Friday, March 23, 2007

Prelude to Vegas

So last Thursday through Sunday I was in Vegas, toying with death. I’ve been trying all week to write about said trip, but it’s taken longer than I thought. The main reason for this is that there’s a sh*t ton of context that goes along with every semi-funny anecdote from the trip. That and I just started two new classes (thank God for community college and their 8 week classes), so free time is a little hard to come by these days. Anyhow, to tide everyone over for the week I’m going to relay a few stories that didn’t really fit into my main Vegas blog (or stories that I just forgot what day they happened). Anyhow here you are:

The Shampoo Theory:

I’m not sure who originally came up with this theory, but I heard it from my friend Dave.
It’s a pretty simple theory that can help to explain a lot of life’s queries. Here it is: Sometimes when you’re showering, you don’t get all the shampoo out of your hair. You go through the day without noticing, and it has no impact on anything you do. However, the next day when you’re in the shower, you get a good lather just by rubbing your hair. Without putting in any more shampoo, you get a good lather just from the leftover stuff in your hair. Well, the same applies to drinking. You can wake up from a night of drinking and feel fine, but once you’ve thrown a beer or two down at the Black Jack tables you realize: “Oh sh*t, there’s still a lot of booze left in my system. I’m kinda buzzed right now.” As any of you who’ve ever been to Vegas know, the shampoo theory comes to life far too often.

Clown Car Elevator:

I’m really not sure which night this happened, but it was one of my favorite random highlights of the weekend. One night after dinner, my older brother Max and I headed up to our room to get some cigarettes*. As we waited to board an elevator that had just reached the lobby, about ten guys in dress shirts came out. I made the never funny, but always necessary, “What is this, a clown car?” comment. Well, I jumped the gun with this comment in a big way. After I said it at least 15 more guys poured out of the elevator. This elevator couldn’t have been bigger then 10x5 ft. Yet somehow these 25-30 guys managed to squeeze inside of it. For some reason this happened to be the funniest thing I’d ever seen. I was completely sober and I couldn’t stop laughing. I literally giggled for about 3 straight minutes. I’m not sure why this was so funny, or why I’m even writing about it. I guess I just needed to fill space…

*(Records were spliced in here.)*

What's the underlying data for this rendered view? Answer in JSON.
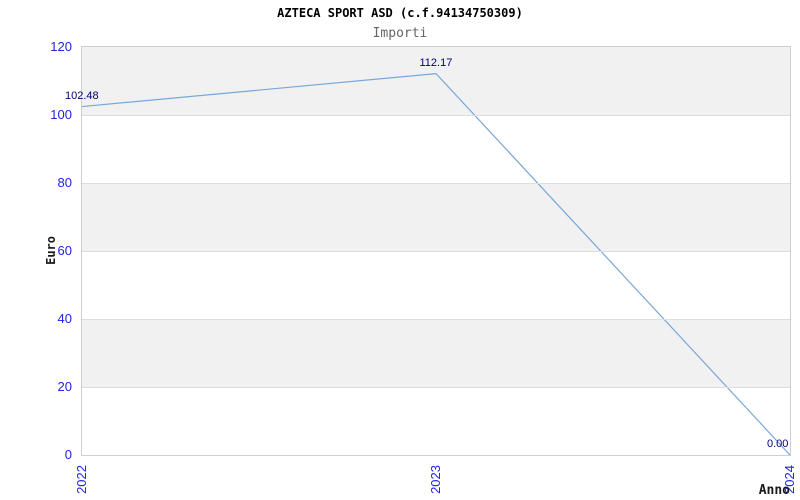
{
  "chart_data": {
    "type": "line",
    "title": "AZTECA SPORT ASD (c.f.94134750309)",
    "subtitle": "Importi",
    "xlabel": "Anno",
    "ylabel": "Euro",
    "categories": [
      "2022",
      "2023",
      "2024"
    ],
    "series": [
      {
        "name": "Importi",
        "values": [
          102.48,
          112.17,
          0.0
        ]
      }
    ],
    "point_labels": [
      "102.48",
      "112.17",
      "0.00"
    ],
    "ylim": [
      0,
      120
    ],
    "yticks": [
      0,
      20,
      40,
      60,
      80,
      100,
      120
    ],
    "legend": "none",
    "grid": "horizontal gridlines every 20 with alternating gray/white bands, gray on 100-120, 60-80, 20-40",
    "colors": {
      "line": "#79a7d9",
      "tick_text": "#2222e0",
      "point_label_text": "#000070",
      "band": "#f1f1f1",
      "gridline": "#dedede",
      "plot_border": "#cfcfcf",
      "title_text": "#000000",
      "subtitle_text": "#666666",
      "axis_title_text": "#1a1a1a"
    }
  }
}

Joe Hickle Losing His Soul:

Joe is a very good friend of mine who wasn’t quite the MVP of the weekend, but was certainly the MIP (Most Important Player) of this trip. Joe was everywhere this weekend, which wasn’t necessarily a good thing for him. Things went downhill quickly for young Joseph when he blew $50 on roulette despite being up $125 at one point. That was Thursday afternoon. Joe followed that up just a few hours later with a tremendous showing at the Black Jack tables. Joe’s highlight moment had to be hitting on a 14 with the dealer showing a 6. Predictably, he busted and caused the whole table to lose. He also probably ruined the entire shoe**. Thanks again Joe, you owe me at least the hundred I lost at that table.

It should also be noted that before Joe hit, the entire table, as well as the dealer, was yelling at him to stay. Always fun when the dealer steps in to ridicule someone. Other things Joe did last weekend include:

a) Continually pointing out how buff Carrot Top was every time we saw one of his ads. We actually saw Carrot Top walking around the casino late one night. We were all frightened that Joe was going to try to make a move on him. Luckily for all parties involved, Joe froze up. All he could do was excitedly tell us how “ripped” Carrot Top was in person.

b) Stealing money from his friend Mike D (more on him next week). Mike D gave Joe $20 to place a bet for him. Joe, in all his glory, miscalculated his own bets and the took $5 out of the $20 Mike had given him to place his own bet. What a great friend.

While all of the above may lead you to believe otherwise, Joe saved his best for last. On Sunday morning, about two hours before we had to check out, Joe stumbled into our room. He was extremely drunk and hadn’t slept all night. Luckily for him, he passed out in about 30 seconds and was able to sleep for an hour and a half before we had to check out. Needless to say, Joe had a great Sunday and a dynamite weekend. I could probably write a whole lot more about Joe’s weekend, but I’m lazy and I think the man has had his dignity beat up enough in the last 8 days.

Well, that’s it for now. Before I go, please allow me to apologize to Joe for tossing him under the boss for the sake of my blog. I’m sorry Joe, but what happens in Vegas doesn’t always stay there… gawd I hate that slogan.

Until We Meet Again

* Don’t worry dear readers, I’ve quit for good. I’m currently on my 5th day and it’s been incredibly easy. Woot.
** The shoe is the device that a black jack dealer deals all the cards from.